Ora, dá-se que o
jovem casal completou trinta e seis anos de união, e eu resolvi
entrevistá-lo. Quem sabe se os dois teriam alguma receita de
felicidade? Levei um questionário indiscreto. Primeira pergunta:
— Como é que
vocês conseguiram passar tanto tempo juntos?
Os dois, a uma voz:
— Não foi tanto
assim. Um terço (doze anos), dormindo oito horas por dia.
— Mesmo assim,
meus caros!
Ela esclareceu:
— Havia o
trabalho dele, que nos separava durante a maior parte do dia.
— E ela passou a
maior parte da vida no cabeleireiro — completou ele.
Eu: —
Cabeleireiro, trabalho e sono: será isso a vida em comum?
— Não — disse
ela sorrindo. — Há os intervalos.
— De qualquer
maneira, trinta e seis anos! É um latifúndio.
Ela: — Bem,
brigamos o necessário. — Está satisfeito agora?
Eu: — Ainda não.
Brigas feias, dessas de atrair vizinho?
Ele ponderou: —
Como quer você que uma briga seja bonita? Brigamos como foi
possível. Confesso que a iniciativa geralmente era minha. Ela,
porém, provocava sempre.
— Ele trazia os
motivos da rua, às vezes bem visíveis — informou ela.
— Outras vezes,
os motivos vinham da cozinha — emendou ele. — O homem gosta de
variar, pelo menos de sobremesa.
— Mas depois das
brigas… — insinuei.
— Sim, era bom —
admitiram ambos.
E cada um por sua
vez:
— Nos primeiros
tempos, ele punha bilhetes debaixo do travesseiro, pedindo perdão.
Tenho um arquivo.
— Ela, de
desgosto, jejuava. Gostando tanto de bife!
Ficaram recordando.
— Ele mentia
muito.
— Ela me chamava
de mentiroso justamente quando eu falava verdade.
— Ele era
impaciente.
— Ela fazia de
boba, me enervava.
— Ele tinha ódio
de me ver doente. Embora sentindo pena, e querendo ajudar, virava
onça.
— Eu também não
podia adoecer, os cuidados dela eram excessivos. Doente precisa de
paz.
— Algum dia, no
íntimo, você pensou em matar sua mulher? — arrisquei.
— Mais ou menos.
Quando ela comprou um tapete horroroso.
— E você já
pensou em envenenar seu marido?
— Nunca. Mas
tinha medo de que outra mulher o fizesse.
— Vocês
discutiam por causa de dinheiro?
Ele, satisfeito: —
O dinheiro não dava para isso.
Ela: — Não posso
me queixar. Ele nunca me negou nada.
Ele: — Ela teve a
esperteza de nunca me pedir nada que eu não pudesse dar.
— Que foi que
preservou o lar de vocês, nos momentos difíceis?
Ela: — O tricô,
que apura as virtudes femininas, e o hábito.
Ele: — A
poltrona, o cãozinho, o hábito.
Eu: — Só isso?
Os dois: — E tudo
mais.
— Quanto tempo
leva para um se acostumar ao outro?
Ele: — Uma
semana.
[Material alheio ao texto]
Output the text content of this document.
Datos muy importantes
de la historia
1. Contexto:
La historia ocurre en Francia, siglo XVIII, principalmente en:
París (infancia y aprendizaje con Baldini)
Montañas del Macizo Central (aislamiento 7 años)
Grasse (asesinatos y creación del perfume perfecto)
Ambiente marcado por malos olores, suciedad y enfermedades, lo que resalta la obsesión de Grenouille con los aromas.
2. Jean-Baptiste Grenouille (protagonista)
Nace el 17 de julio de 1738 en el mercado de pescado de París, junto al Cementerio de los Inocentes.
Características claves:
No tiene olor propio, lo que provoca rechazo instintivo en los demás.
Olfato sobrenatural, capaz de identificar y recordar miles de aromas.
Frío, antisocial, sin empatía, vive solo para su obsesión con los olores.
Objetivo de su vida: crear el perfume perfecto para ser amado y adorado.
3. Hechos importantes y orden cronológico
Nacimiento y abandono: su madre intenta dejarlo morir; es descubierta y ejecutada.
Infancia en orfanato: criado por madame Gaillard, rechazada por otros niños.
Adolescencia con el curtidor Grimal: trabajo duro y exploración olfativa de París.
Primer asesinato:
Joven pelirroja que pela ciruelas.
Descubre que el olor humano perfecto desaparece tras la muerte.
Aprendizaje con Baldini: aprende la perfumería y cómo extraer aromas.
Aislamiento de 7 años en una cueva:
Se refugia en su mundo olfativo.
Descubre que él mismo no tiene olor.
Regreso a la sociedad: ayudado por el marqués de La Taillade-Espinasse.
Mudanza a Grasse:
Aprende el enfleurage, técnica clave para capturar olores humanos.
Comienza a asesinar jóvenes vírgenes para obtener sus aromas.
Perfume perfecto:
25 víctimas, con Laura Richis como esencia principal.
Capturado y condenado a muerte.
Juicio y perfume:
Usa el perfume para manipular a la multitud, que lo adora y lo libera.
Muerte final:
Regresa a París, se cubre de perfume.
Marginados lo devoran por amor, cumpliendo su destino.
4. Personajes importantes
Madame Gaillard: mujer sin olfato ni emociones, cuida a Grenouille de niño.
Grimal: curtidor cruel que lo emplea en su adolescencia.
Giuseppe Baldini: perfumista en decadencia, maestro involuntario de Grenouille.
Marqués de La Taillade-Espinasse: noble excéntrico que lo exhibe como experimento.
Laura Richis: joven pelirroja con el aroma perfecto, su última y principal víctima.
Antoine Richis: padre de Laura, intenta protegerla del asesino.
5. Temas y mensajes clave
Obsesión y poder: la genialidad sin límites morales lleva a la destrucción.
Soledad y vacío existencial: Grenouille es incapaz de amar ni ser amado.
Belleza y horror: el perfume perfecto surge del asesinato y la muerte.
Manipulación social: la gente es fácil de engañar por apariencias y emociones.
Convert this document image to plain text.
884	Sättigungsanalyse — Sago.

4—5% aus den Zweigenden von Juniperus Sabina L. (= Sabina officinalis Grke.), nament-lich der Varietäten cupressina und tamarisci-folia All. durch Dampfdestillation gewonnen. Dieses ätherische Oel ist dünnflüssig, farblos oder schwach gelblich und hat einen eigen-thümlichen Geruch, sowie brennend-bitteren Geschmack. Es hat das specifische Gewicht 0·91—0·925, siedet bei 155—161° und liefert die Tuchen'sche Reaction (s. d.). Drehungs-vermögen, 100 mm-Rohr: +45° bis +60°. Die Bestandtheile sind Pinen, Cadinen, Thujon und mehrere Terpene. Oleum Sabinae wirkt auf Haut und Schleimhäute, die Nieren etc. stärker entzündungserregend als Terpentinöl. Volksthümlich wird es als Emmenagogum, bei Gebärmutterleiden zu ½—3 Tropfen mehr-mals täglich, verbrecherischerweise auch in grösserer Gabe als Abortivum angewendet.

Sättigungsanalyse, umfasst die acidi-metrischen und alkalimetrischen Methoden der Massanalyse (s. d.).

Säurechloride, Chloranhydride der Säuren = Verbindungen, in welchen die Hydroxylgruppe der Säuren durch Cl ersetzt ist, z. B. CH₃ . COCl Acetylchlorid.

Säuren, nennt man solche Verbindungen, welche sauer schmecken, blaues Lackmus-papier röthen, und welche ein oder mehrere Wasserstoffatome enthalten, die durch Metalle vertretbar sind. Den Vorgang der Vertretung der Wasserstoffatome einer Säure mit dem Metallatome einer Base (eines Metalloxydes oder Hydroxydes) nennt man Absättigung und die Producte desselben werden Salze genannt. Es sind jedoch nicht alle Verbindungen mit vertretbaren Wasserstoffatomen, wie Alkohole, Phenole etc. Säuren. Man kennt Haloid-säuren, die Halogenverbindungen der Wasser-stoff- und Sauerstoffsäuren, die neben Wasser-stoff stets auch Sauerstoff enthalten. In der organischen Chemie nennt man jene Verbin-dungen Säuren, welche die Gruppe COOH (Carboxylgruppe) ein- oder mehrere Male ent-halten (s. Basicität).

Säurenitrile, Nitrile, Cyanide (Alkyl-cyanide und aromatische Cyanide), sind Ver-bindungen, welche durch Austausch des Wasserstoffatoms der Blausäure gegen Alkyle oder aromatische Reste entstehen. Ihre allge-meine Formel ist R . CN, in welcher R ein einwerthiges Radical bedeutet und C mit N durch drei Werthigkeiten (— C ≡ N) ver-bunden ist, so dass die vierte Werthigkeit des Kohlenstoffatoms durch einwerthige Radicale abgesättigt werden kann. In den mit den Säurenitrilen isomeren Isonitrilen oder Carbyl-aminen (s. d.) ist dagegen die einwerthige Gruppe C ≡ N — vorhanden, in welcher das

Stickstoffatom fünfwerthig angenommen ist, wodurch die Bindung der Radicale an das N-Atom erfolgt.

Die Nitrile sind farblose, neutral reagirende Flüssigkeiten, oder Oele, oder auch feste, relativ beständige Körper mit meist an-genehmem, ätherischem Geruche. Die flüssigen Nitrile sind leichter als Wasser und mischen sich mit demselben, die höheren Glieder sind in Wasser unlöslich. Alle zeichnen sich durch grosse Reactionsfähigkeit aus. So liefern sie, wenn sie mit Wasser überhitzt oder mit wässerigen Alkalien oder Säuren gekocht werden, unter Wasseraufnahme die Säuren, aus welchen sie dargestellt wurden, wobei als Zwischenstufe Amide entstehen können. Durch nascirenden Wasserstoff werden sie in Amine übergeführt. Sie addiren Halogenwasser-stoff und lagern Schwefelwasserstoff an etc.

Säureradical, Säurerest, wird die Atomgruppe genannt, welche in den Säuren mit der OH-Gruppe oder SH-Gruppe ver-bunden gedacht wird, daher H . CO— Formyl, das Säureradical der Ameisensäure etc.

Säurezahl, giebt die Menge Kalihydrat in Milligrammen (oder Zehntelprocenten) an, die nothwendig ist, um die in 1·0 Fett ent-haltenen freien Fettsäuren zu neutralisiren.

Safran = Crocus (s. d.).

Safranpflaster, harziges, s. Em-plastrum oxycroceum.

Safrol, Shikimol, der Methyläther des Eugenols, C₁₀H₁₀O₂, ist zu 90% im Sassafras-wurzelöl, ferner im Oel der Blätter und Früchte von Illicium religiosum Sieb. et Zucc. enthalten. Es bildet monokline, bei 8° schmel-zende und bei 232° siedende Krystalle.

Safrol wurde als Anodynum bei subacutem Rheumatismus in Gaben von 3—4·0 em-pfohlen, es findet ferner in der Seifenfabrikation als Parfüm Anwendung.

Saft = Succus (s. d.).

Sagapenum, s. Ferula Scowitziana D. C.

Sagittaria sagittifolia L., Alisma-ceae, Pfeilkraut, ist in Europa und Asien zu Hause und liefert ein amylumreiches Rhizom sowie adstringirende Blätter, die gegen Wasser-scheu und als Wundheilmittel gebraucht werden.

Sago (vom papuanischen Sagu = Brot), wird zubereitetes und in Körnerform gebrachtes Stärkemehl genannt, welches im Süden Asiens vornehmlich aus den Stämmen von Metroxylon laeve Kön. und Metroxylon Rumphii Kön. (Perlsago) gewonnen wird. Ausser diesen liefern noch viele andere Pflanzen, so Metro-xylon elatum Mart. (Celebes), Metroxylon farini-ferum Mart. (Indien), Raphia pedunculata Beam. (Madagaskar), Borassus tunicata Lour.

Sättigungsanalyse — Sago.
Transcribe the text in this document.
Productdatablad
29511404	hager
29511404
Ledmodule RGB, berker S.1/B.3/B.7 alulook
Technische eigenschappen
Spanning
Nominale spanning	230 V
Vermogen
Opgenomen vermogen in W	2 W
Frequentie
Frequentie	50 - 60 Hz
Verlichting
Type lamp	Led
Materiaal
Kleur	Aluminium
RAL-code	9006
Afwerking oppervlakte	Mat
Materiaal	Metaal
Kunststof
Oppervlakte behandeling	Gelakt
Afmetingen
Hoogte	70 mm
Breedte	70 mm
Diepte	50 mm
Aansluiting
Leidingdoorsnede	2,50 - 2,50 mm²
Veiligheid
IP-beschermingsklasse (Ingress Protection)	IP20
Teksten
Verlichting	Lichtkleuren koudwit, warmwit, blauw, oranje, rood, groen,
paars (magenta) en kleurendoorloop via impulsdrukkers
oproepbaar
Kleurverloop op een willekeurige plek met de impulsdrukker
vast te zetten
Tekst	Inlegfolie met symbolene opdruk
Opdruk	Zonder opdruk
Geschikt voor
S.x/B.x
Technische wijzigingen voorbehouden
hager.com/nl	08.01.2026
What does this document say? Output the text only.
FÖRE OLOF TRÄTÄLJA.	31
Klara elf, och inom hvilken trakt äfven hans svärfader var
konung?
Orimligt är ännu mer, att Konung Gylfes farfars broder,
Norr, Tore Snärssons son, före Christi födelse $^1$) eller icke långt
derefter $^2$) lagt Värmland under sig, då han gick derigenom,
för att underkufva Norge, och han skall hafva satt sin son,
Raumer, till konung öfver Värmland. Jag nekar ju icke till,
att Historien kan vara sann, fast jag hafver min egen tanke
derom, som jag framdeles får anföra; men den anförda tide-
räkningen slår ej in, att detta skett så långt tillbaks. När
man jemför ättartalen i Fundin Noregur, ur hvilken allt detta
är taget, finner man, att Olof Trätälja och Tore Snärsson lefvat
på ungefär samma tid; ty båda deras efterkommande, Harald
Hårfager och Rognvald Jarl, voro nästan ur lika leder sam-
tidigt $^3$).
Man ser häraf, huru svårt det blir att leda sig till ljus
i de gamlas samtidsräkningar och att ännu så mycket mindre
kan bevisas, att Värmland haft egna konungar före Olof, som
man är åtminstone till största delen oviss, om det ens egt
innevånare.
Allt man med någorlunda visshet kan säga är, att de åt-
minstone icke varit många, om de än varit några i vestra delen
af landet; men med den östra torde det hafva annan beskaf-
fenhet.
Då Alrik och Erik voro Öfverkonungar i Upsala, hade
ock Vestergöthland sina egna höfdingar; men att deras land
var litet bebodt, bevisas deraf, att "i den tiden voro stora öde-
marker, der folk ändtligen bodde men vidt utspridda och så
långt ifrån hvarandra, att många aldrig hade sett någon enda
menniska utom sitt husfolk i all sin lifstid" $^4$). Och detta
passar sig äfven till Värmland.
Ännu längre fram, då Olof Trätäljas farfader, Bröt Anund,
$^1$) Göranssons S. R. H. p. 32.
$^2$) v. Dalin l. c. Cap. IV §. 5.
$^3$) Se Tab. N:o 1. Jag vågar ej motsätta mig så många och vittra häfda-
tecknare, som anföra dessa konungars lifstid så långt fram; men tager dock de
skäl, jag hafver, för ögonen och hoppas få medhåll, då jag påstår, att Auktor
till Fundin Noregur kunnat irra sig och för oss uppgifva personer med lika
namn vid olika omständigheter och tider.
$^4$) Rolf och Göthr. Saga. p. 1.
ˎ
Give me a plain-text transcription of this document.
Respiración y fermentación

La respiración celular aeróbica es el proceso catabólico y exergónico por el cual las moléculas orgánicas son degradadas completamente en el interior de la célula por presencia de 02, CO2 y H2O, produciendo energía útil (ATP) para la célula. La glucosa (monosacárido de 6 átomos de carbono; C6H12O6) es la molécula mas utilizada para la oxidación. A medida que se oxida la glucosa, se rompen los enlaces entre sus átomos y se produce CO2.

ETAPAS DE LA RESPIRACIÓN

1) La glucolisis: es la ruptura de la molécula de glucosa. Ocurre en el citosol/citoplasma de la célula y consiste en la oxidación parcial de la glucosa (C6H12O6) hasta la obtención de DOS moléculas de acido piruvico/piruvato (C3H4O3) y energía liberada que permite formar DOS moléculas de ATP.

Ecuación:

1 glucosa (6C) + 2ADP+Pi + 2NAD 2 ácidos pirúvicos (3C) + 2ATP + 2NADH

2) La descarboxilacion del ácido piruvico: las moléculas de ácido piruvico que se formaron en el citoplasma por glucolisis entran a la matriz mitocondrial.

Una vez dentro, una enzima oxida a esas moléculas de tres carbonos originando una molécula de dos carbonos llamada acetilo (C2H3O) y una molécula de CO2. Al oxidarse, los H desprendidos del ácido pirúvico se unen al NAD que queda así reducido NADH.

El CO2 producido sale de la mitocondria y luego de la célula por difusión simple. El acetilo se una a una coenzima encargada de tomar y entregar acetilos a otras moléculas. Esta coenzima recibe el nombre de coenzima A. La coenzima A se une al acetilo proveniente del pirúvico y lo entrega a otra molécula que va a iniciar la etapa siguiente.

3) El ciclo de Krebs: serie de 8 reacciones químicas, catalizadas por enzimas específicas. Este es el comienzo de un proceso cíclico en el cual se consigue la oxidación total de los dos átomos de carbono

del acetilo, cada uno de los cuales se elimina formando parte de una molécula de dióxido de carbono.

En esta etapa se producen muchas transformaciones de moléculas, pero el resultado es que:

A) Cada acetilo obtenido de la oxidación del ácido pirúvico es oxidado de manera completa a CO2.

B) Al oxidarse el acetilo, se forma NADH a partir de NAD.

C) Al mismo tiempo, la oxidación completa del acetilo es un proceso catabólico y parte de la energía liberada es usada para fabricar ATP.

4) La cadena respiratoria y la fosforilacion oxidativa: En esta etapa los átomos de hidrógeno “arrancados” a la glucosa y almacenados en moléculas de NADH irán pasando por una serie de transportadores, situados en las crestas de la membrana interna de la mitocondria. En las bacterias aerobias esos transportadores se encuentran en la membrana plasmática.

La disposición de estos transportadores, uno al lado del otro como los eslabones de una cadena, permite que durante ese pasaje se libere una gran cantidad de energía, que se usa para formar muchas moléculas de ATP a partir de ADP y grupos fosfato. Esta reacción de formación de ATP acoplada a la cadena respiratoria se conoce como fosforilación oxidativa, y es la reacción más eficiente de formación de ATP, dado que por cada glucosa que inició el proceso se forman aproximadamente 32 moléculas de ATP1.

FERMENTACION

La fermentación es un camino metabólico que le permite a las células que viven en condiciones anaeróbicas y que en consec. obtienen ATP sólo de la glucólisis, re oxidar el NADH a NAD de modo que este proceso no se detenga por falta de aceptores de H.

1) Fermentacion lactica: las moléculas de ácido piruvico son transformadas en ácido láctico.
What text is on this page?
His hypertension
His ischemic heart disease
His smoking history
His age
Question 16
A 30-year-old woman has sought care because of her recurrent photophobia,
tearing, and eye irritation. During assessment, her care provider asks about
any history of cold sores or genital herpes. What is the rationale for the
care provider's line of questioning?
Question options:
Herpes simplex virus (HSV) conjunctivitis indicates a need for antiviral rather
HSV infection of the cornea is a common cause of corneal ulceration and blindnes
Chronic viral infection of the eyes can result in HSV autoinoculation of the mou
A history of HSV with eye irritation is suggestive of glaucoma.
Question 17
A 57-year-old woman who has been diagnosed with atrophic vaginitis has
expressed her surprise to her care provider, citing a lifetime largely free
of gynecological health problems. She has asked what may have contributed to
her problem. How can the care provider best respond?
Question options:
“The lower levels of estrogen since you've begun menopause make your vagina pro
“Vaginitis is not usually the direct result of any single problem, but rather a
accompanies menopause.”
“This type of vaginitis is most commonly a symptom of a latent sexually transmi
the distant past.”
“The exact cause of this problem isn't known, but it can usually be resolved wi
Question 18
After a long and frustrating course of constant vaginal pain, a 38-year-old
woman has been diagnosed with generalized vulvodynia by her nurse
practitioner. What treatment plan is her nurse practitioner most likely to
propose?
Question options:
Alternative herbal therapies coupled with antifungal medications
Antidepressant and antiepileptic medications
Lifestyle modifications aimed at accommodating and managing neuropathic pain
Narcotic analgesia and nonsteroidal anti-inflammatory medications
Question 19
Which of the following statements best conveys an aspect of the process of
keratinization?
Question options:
Mas durante os primeiros vinte anos, uma vez ou outra, a
gente se estranha ao acordar. E isto salva da rotina.
— Qual o papel
dos filhos no casamento?
Ele: — Educar os
pais. Poucos o conseguem.
— Vocês se
educaram?
Ele: — Não.
Continuamos a achar nossa filha mais moça do que nós. A verdade é
que, nascendo depois, ela sabe muito mais. Os pais são rebeldes ao
ensino.
Ela: — Ele é
sofisticado. No fundo, coruja como os outros.
— Qual foi o
presente de aniversário que ele deu a você?
— Um colar de
pérolas barrocas.
Ele: — Para me
fazer lembrado. Ela diz que sou uma pérola — mas barroca, isto é,
imperfeita.
Ela: — E eu dei a
ele um barbeador elétrico. Para lembrar que marido não deve ficar
com a barba crescida quando não sai de casa.
— Vocês se
casariam de novo?
Como resposta,
beijaram-se. Não aprendi nenhum segredo, mas afinal o segredo de
todos os casais antigos deve ser mesmo esse.